In a just-posted Cut piece titled “Could Jeffrey Epstein Avoid Life in Prison?”, Irin Carmon writes the following:

“If all else fails, Epstein’s attorneys could try to get a deal by offering his cooperation or he could plead guilty to a lesser charge. But don’t count on it. ‘In my experience as a prosecutor involved in trafficking cases in the SDNY, that office is not in the practice of giving slap-on-the-wrist deals to sex offenders and will prosecute the case fairly but with appropriate zeal,’ wrote Mimi Rocah in the Daily Beast. In the view of says former SDNY prosecutor and CNN legal analyst Elie Honig, cooperating is [Epstein’s] “best chance to get a lower sentence. But even if he cooperates, he has to be willing to give up everybody and everything that he knows about.” Namely, his famous and powerful friends and possible clients.”

Also from Rocah: “What should we make of reporting that Epstein’s prosecution is being overseen by the Public Corruption Unit of the SDNY? Short answer: It’s too soon to say. It could mean that a public official is being investigated or will be charged with Epstein. That could be a minor public figure or a major one. It could mean that SDNY is investigating misconduct in the plea that Epstein was given in 2008. Or it could mean none of those things.”

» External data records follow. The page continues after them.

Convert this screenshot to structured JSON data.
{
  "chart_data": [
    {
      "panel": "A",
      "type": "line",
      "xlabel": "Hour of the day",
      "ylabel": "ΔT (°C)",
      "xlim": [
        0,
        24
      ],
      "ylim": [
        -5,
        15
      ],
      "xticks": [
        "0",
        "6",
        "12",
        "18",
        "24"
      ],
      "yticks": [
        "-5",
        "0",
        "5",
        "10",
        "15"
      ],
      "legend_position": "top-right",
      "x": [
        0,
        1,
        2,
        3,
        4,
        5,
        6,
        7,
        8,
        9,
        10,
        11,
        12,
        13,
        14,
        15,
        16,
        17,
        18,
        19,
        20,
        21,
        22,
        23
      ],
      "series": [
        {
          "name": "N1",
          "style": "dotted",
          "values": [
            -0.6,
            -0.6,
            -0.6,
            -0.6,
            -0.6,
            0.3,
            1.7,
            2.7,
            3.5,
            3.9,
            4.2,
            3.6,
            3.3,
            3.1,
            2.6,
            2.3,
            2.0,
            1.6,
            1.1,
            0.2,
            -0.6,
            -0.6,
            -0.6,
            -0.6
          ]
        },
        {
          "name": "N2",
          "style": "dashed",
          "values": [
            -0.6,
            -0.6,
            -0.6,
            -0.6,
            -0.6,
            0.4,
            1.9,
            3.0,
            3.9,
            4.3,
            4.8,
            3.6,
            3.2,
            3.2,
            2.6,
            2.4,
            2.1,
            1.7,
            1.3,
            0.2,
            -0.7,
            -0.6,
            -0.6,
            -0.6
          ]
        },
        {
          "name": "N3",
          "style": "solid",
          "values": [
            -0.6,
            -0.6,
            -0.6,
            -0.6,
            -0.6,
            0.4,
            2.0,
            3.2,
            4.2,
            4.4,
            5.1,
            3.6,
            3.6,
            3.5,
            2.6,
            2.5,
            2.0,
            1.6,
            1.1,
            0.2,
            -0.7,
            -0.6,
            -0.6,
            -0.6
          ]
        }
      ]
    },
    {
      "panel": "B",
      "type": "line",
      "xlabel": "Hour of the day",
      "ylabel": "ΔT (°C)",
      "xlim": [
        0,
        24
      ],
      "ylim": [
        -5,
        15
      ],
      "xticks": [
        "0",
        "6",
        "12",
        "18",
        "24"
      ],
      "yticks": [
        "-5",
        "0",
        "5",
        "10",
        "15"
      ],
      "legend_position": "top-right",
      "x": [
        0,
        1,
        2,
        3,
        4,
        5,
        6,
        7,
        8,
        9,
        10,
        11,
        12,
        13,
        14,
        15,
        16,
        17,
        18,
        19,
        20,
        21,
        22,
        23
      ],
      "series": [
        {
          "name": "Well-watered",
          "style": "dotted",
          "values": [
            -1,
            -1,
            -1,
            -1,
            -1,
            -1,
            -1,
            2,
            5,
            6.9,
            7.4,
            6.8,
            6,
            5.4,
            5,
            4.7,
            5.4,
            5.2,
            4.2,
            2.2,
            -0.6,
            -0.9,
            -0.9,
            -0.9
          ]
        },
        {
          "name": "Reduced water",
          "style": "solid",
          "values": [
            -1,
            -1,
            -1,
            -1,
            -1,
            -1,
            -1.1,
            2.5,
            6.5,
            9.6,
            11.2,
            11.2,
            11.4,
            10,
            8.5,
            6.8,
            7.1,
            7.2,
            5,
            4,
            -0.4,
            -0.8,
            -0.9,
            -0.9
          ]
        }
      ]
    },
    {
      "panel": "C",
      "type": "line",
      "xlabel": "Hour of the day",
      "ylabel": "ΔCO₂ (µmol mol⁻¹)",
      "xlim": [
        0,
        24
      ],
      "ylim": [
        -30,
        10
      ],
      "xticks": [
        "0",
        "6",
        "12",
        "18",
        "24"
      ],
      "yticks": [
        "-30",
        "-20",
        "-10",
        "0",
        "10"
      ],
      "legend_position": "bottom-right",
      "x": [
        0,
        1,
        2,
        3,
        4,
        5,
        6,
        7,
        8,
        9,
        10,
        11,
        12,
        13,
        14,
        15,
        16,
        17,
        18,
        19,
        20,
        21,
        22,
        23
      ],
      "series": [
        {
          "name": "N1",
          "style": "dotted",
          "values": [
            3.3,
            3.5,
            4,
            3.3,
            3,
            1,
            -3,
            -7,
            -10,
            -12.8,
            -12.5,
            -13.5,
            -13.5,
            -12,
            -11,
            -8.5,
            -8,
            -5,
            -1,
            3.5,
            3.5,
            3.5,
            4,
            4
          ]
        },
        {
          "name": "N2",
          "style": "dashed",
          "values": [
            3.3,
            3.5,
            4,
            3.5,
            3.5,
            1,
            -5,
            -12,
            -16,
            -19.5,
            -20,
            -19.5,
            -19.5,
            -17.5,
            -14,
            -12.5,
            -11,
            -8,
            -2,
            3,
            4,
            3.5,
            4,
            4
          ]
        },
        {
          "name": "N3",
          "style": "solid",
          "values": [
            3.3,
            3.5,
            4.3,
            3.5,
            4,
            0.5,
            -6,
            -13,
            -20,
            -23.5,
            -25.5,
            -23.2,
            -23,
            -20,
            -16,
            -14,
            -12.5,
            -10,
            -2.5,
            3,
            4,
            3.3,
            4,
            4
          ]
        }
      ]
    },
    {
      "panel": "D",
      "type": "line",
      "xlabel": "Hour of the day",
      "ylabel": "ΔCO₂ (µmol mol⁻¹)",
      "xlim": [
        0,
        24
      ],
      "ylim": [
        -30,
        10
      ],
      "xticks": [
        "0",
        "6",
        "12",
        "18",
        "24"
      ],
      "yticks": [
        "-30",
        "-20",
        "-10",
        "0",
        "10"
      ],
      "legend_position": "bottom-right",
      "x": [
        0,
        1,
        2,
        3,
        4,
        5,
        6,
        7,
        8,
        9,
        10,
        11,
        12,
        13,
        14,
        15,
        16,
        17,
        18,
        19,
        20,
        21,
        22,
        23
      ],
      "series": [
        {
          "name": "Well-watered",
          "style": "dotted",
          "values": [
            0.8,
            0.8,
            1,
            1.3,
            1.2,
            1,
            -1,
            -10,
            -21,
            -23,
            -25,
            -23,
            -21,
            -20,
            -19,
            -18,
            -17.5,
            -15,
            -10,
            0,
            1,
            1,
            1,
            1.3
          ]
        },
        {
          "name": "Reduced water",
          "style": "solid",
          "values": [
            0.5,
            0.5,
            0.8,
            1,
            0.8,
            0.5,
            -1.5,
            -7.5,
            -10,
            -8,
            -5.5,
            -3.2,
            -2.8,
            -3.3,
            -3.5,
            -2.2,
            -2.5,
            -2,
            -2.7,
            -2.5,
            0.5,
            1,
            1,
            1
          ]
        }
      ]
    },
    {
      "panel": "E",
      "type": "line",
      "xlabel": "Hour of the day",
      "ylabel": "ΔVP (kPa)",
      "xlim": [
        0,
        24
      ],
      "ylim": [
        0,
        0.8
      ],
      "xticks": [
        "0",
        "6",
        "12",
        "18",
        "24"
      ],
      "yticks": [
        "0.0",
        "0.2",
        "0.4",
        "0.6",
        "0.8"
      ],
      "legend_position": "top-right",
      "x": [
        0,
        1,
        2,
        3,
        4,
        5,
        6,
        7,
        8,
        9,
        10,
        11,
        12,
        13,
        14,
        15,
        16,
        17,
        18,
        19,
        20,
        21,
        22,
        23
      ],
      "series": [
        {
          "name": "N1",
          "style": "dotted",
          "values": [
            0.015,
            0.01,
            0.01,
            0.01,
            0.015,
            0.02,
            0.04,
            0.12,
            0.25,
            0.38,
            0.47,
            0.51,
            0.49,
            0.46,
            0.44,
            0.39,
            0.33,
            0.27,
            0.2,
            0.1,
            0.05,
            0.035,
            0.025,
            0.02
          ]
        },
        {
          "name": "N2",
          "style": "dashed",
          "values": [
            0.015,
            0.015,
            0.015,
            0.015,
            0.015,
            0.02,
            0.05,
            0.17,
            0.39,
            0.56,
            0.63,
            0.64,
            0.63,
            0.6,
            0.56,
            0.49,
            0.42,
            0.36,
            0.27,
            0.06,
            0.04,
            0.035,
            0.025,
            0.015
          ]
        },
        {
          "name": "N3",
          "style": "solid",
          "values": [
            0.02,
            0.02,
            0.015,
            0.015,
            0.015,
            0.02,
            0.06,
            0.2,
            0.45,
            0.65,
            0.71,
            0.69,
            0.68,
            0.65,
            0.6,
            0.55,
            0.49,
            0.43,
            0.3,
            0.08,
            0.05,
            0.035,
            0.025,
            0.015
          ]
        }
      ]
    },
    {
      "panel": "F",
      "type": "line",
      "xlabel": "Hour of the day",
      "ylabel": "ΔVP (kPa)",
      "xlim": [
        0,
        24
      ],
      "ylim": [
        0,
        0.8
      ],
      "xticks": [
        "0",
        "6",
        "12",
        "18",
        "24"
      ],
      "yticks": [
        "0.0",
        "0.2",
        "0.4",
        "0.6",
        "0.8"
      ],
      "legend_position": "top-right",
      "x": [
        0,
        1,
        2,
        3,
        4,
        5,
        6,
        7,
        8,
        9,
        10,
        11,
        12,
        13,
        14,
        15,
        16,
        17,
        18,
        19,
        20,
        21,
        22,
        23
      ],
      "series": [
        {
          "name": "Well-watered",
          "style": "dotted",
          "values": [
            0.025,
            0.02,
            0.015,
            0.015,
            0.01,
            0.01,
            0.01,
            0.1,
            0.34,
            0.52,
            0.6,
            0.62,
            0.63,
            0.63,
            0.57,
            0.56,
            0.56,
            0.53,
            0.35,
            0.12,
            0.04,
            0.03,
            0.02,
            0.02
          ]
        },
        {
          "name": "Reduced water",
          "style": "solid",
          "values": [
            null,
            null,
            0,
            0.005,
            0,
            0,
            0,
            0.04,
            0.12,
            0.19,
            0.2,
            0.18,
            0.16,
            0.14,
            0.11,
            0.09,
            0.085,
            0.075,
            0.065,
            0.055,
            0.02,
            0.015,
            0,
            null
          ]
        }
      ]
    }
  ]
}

One odd thing: In another Cut piece titled “The Décor in Jeffrey Epstein’s NYC Townhouse Is the Stuff of Nightmares,” Hannah Gold lists several curious or bizarre features of Epstein’s NYC mansion on East 71st Street. “The Prison-Guard Mural”. “The Wall of Fame”. “The Heated Sidewalk”. “The Human Chessboard”. “The Doll Chandelier”. But under a section titled “Dramatic Proportions,” Gold notes that the front door of Epstein’s mansion “is an unnecessary 15 feet high.” Huge wooden doorways (or medium-sized doors mounted inside a large wooden frame) are totally common in apartment buildings in Paris and Rome. They’re everywhere.